Pada awal abad ke-20, Surabaya menjadi pusat perdagangan di Indonesia dengan salah satu kawasan perdagangan besar yang terletak di Jalan Kembang Jepun. Namun pada pertengahan abad ke-20 perdagangan di Kembang Jepun mulai menurun dengan adanya pergeseran pusat perdagangan di segitiga emas yang terletak di Jalan Basuki Rahmat, Jalan Pemuda, dan Jalan Panglima Sudirman.

AKHIRNYA, pada tahun 2000, Surabaya membangun fasilitas perdagangan yang dilakukan oleh pemerintah kota maupun swasta.

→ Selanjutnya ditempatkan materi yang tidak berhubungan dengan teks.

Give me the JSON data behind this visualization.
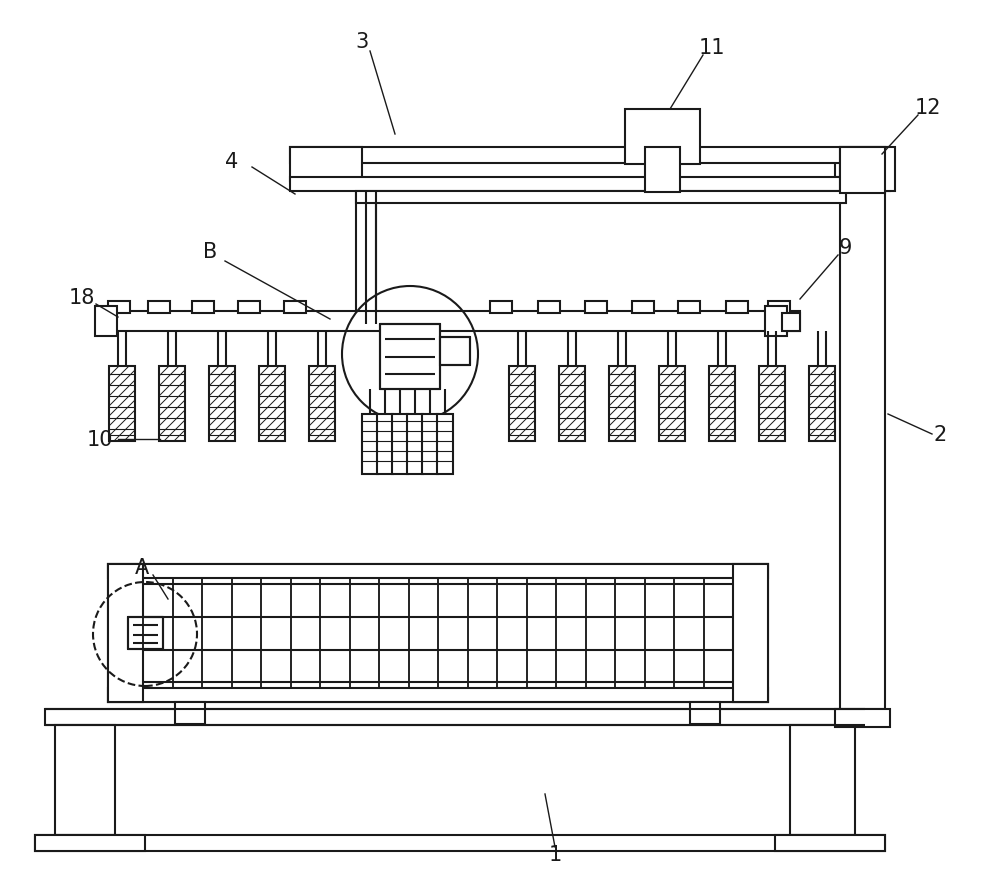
{
  "bg_color": "#ffffff",
  "line_color": "#1a1a1a",
  "lw": 1.5,
  "fig_width": 10.0,
  "fig_height": 8.78
}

Salah satunya menghidupkan kembali kawasan Pecinan di Kembang Jepun dengan menekankan kawasan pedagang, yaitu membangun perdagangan Kya-Kya. Menurut Ketua Surabaya Heritage Society Freddy H. Istanto, pusat perdagangan Kya-Kya di Kembang Jepun didirikan oleh pihak swasta dengan pimpinan Dahlan Iskan pada tahun 2003. “Ide ini diterima baik oleh pedagang kaki lima karena Kya-kya menampung pedagang kaki lima,” ujarnya.

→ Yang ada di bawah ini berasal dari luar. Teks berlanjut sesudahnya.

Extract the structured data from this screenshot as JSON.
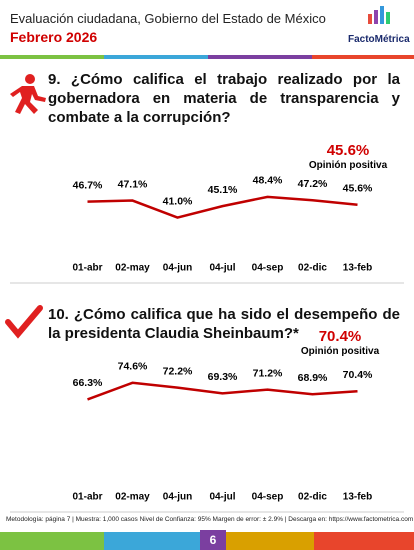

Menurutnya, pendirian Kya-kya ini juga menjadi usaha swasta dalam menghidupakn kembali budaya Tionghoa yang pada masa orde baru yang sempat dilarang. Selain itu juga menjadi perdagangan antar budaya Jawa, Madura, dan Tionghoa serta merupakan usaha pemerintah dalam meningkatkan pendapatan asli daerah Kota Surabaya.

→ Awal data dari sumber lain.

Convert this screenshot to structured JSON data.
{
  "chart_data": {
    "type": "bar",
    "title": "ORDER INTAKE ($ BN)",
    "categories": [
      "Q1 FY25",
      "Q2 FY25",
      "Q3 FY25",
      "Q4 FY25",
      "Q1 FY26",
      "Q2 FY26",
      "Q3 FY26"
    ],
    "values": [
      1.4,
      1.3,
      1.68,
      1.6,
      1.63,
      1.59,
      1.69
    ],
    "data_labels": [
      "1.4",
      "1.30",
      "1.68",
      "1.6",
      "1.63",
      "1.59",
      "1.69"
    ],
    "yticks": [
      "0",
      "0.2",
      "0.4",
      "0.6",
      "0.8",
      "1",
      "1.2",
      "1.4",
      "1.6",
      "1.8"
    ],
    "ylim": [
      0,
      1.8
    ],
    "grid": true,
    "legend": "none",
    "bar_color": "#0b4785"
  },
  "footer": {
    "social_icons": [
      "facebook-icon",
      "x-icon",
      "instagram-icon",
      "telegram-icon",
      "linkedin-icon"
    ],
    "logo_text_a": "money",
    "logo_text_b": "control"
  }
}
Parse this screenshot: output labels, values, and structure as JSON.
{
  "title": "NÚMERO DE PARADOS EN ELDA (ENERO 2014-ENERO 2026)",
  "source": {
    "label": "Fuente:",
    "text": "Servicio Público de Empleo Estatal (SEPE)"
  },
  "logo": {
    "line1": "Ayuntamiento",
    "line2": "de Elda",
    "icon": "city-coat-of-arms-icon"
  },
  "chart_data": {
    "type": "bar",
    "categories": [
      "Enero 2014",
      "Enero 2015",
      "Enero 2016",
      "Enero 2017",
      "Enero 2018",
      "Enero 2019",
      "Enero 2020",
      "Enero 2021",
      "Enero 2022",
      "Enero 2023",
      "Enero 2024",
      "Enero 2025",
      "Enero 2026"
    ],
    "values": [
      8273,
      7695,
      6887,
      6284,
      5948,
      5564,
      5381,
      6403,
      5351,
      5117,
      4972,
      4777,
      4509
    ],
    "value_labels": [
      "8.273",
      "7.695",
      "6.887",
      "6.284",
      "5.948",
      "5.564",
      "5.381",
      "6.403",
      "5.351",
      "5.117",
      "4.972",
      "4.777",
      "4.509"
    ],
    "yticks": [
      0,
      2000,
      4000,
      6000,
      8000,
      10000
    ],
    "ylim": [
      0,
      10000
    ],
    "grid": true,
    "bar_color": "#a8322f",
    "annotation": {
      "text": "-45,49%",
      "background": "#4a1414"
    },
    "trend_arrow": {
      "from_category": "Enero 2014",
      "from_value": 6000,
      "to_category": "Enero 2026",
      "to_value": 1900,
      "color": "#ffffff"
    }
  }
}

Kurang lebih ada ratusan pedagang yang rutin menggelar dagangannya di sepanjang Jalan Kembang Jepun ini. “Padahal, pada awal pembukaan di tahun 2003, pedagang Kya-kya mencapai 87 pedagang dan pada tahun 2004 pedagang meningkat mencapai 105 pedagang,” ujar Freddy.

Namun demikian, pada tahun-tahun berikutnya, pedagang di sana selalu mengalami penurunan, yang mencapai puncaknya pada tahun 2007-2008 jumlah pedagang hanya 29 pedagang. Hal ini pun berdampak pada pendapatan Kya-Kya yang membuatnya merugi. (bersambung/nur)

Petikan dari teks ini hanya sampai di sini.